THE SPANISH PEARL isn't quite like any time travel novel I've ever read before. For one thing, eleventh century Spain wasn't a historical period I felt knowledgeable about. But it doesn't matter!

For one thing, the history is dealt to the reader with a light hand. 1085 AD is a perfect backdrop for this wild romp. The observations Kate Vincent, our plucky heroine, makes about eleventh century Spain through her contemporary eyes are priceless. When she first encounters a band of what she thinks are guys doing an historical re-enactment, one of them asks her if she needs help. She says yes and then thinks: "What nimrod. I was out in the middle of nowhere by myself. What did he think I needed – a French vanilla latte?" (p. 29).

Kate simply cannot believe what's happened to her, and her slow realization of the truth is comical. "Another, less plausible, totally fantastical explanation kept creeping in, but I repeatedly pushed it away. Time travel was for rabid fans of Star Trek and Stargate, not for me" (p. 43). It's some time before Kate finally accepts that she's been transported back in time, and an immediate concern is that she must live without Diet Coke. But very quickly, she realizes that eleventh century Spain isn't going to be a good place for a twenty-first century American who has few useful skills. She can't throw a knife straight, much less wield a sword, isn't used to horses, doesn't know the culture, and can't fight worth beans. Luckily she does speak Spanish and know a bit of the history of the time, but if not for Luis Navarro, the leader of a band of mercenaries who puts her under his protection, Kate would be in a very bad place. Like dead.

Instead she's caught up in the politics and power struggle between the Christians and the Moors, and she has to risk everything to figure out how to get back to her own time. But first, she's going to make friends, fall in love, and get in and out of terrible predicaments. Her attempts to escape a harem, dungeons, and from various captors are often suspenseful and occasionally hilarious.

This is a rollicking good tale, full of adventure, humor, romance, and high stakes suspense, for Kate's friends and foes are not always who or what they seem. It will take all the smarts and patience of a severely decaffeinated woman to figure out what she wants, not to mention how to actually get home.

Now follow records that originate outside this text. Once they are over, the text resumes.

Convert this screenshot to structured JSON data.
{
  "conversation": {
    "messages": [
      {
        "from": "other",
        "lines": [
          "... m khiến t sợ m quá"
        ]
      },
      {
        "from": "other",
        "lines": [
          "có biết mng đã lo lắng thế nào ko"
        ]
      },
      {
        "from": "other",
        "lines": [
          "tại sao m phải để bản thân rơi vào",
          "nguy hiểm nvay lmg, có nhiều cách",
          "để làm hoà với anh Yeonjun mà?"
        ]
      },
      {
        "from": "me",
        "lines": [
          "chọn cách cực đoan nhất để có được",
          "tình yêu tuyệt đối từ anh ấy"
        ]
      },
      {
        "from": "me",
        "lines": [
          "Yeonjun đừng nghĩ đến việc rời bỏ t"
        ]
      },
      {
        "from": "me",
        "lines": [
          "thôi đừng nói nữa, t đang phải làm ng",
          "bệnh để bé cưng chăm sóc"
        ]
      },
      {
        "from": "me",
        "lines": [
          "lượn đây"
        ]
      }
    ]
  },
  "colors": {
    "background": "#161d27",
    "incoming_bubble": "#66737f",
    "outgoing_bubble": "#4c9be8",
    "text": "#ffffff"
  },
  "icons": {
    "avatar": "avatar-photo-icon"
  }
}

The author does a terrific job with characterization, lush setting, action scenes, and droll commentary. This is one of those well-paced, exciting books that you just can't quite put down. ("Just one more chapter… Uh oh, I need to find out what happens next… Can't stop now - just a little further!). If you're like me, soon enough you'll realize it's three a.m. and you can't stop devouring it until you get to the wonderful conclusion.

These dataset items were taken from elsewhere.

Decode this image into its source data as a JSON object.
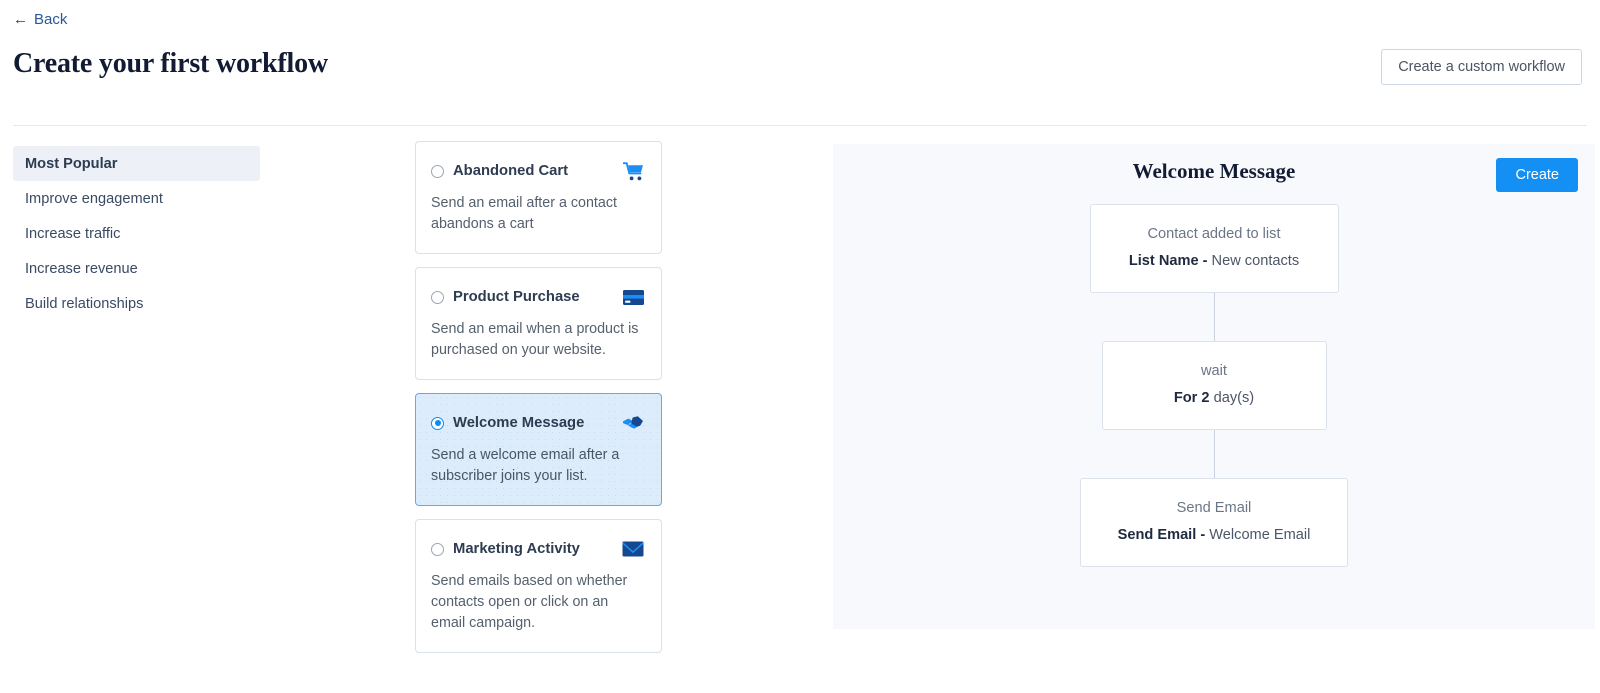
{
  "header": {
    "back_label": "Back",
    "back_icon": "arrow-left-icon",
    "title": "Create your first workflow",
    "custom_workflow_button": "Create a custom workflow"
  },
  "sidebar": {
    "items": [
      {
        "label": "Most Popular",
        "active": true
      },
      {
        "label": "Improve engagement",
        "active": false
      },
      {
        "label": "Increase traffic",
        "active": false
      },
      {
        "label": "Increase revenue",
        "active": false
      },
      {
        "label": "Build relationships",
        "active": false
      }
    ]
  },
  "cards": [
    {
      "title": "Abandoned Cart",
      "description": "Send an email after a contact abandons a cart",
      "icon": "shopping-cart-icon",
      "selected": false
    },
    {
      "title": "Product Purchase",
      "description": "Send an email when a product is purchased on your website.",
      "icon": "credit-card-icon",
      "selected": false
    },
    {
      "title": "Welcome Message",
      "description": "Send a welcome email after a subscriber joins your list.",
      "icon": "handshake-icon",
      "selected": true
    },
    {
      "title": "Marketing Activity",
      "description": "Send emails based on whether contacts open or click on an email campaign.",
      "icon": "envelope-icon",
      "selected": false
    }
  ],
  "preview": {
    "title": "Welcome Message",
    "create_button": "Create",
    "nodes": [
      {
        "kind": "Contact added to list",
        "detail_bold": "List Name -",
        "detail_rest": " New contacts"
      },
      {
        "kind": "wait",
        "detail_bold": "For 2",
        "detail_rest": " day(s)"
      },
      {
        "kind": "Send Email",
        "detail_bold": "Send Email -",
        "detail_rest": " Welcome Email"
      }
    ]
  },
  "colors": {
    "accent_blue": "#1490f5",
    "icon_dark_blue": "#15488f",
    "icon_light_blue": "#1b8ef5",
    "selected_card_bg": "#dcecfb",
    "selected_card_border": "#64a8f0",
    "panel_bg": "#f7f9fc",
    "title_color": "#121b33"
  }
}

An excerpt from the sequel, THE CROWN OF VALENCIA, is included in the back of this book, and I would strongly suggest avoiding that. The sequel isn't out until November 2007, and it's killing me to wait to read it.

This is one of the very best books I've read in many months, so I give it my highest recommendation! Don't miss this one.

Charmed Lives
Toby Johnson & Steve Berman, editors
Lethe Press and White Crane Institute
102 Heritage Ave, Maple Shade, NJ, 08052,
1590210166 $16.00 www.lethepressbooks.com

Long-time spiritual writer Toby Johnson and publisher/writer Steve Berman have put together a much-needed collection of essays and stories about gay men and spirituality. So often, anti-gay activists go out of their way to malign gay people, and homophobes in mainstream churches often block gays from worship and religion. This collection offers an alternative to those small-minded persecutions.

What Johnson has been saying for years in books like GAY SPIRITUALITY and GAY PERSPECTIVE is that the spiritual consciousness expressed by gays—indeed, by all GLBTQ people—is a vital and evolutionary step forward for everyone on the planet. No longer need we be trapped in meaningless, dogmatic, fear-based, or male-dominated religious practices. There's hope and inspiration to be found by, for, and about homosexual lives.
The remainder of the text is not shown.